I mean a lot of children have SALT for a minor issue which only affects their speech, but a purely speech issue can have a knock on affect...

But reading between the lines with the boy in the OP, he has tantrums every day after school, doesn't sleep well and isn't dry at night - it's not a massive leap to think the issue might be related to the need for SALT rather than purely a parenting issue.

Especially because most children just become dry at night, it's mostly a developmental maturity thing.

lolaflores · 17/01/2012 13:55

Please, what is SALT? I feel he has a spectrum of problems. I find him hard to be around, so what is it like for his mum. I don't really know, the twists and turns of this are confusing.

OP posts:
lolaflores · 17/01/2012 13:55

spectrum autistic la di da di dda..making it up now

OP posts:
bejeezus · 17/01/2012 14:00

Speech and Language Therapy/ist

good points tab Language delay can often be an indicator of developmental delays as well cant it?

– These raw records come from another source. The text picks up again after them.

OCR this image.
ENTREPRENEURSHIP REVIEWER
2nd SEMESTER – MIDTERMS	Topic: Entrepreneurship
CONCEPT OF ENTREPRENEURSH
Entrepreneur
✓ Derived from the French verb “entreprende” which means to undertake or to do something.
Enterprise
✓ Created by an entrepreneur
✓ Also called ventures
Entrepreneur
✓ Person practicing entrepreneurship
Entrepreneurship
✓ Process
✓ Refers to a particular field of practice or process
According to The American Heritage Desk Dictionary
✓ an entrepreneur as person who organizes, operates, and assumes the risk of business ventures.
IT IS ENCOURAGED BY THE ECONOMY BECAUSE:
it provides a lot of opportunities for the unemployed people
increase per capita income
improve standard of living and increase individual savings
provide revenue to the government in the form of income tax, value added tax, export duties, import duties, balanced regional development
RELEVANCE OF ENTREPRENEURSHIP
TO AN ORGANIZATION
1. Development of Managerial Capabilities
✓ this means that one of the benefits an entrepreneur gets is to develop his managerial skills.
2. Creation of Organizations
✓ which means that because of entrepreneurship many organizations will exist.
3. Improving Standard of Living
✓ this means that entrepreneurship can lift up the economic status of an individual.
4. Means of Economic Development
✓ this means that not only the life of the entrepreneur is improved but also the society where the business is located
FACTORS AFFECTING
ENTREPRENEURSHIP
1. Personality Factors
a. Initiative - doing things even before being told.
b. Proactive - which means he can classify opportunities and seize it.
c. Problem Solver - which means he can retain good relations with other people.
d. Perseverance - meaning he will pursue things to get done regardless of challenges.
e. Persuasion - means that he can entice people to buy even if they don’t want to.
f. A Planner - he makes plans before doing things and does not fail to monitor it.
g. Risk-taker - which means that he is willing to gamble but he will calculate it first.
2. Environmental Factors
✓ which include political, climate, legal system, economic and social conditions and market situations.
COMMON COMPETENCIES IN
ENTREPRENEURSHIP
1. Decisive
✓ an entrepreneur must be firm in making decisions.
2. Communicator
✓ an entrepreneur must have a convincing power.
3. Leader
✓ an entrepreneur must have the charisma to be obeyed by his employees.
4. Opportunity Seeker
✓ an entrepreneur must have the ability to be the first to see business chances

Im not convinced bed wetting is developmental delay at 6 though? I think it is fairly common. Its kind of irrelevant anyhow, as the mum hasnt even tried to take the nappy off i think.

lolaflores · 17/01/2012 14:04

That was my point, she hasn't tried to get him dry at night. She is no longer having SALT as he didn't like it want to go etc. Yes bed wetting is common, agreed. Speech delay though is not often enough to go on to make an all encompassing diagnosis. He does not thus far have a disagnosis. I have my suspicions but am not that insensitive to voice them.

OP posts:
reallytired · 17/01/2012 14:05

"not in the sense that it makes a child 'more difficult to parent' though (my dd1 had speech delay and saw SALT)"

I found that when my son had speech difficulties, he was difficult to parent. Iti was harder to reason with. He could not follow instructions, be reasoned with and he threw tantrums due to communication difficulties. He struggled to make friends as he had such limited language. DD who has advanced speech language develpment has been very easy to look after.

My son had grommets and his adenoids removed and changed over night at three and half. He went from having the speech of an 18 month old baby to having the speech of a child who was 3 years 3 months in a space of 6 weeks. He is a lovely boy now without any problems.

My son only saw SLT twice. In our area a child's speech has to be pretty desperate before they are offered anything. I imagine that a five year old who is offered a session with a speech and language theraphist must be in dire straits. Usually input from school or nursery is enough for most children with mild speech delay. SALT are only called in if the school is getting nowhere with their knowledge and experience.

I feel sorry for the little boy. It sounds like that mum is in denial about the seriousness of her son's problems.

tabulahrasa · 17/01/2012 14:07

whether they still still urinate a lot at night is pretty much a developmental/hormonal thing - so taking off nappies won't make much difference, but no, 6 isn't really an issue yet or 5 for that matter, it's a lot more common than people think.

and yep language delay can be a big flag that there's something more going on - it doesn't have to be, but it can be.

helpyourself · 17/01/2012 14:15

Smile Remember disengage.

MavisG · 17/01/2012 14:24

bejeezus - No! Was just sayin'.

Don't think parenting labels matter v much actually. Was just reacting a bit to the (probably all in my head) link between 'earth mother'/AP/UP/whatever and child not being encouraged to be dry at night/toilet independent.

And although I've also read about the hormonal influence on night dryness, I don't believe it's the whole story. For instance I know it's not true that every child doesn't have this hormone/this ability until age X at the earliest (2 or 3 I think), because of my son being night dry earlier. I think some children are ready earlier, but need to be helped (and I do mean just helped, not bullied into it - lots aren't ready until later) but I am suspicious about who funds the studies saying it's totally normal for kids to need night nappies until 6 - it must cost parents a fortune.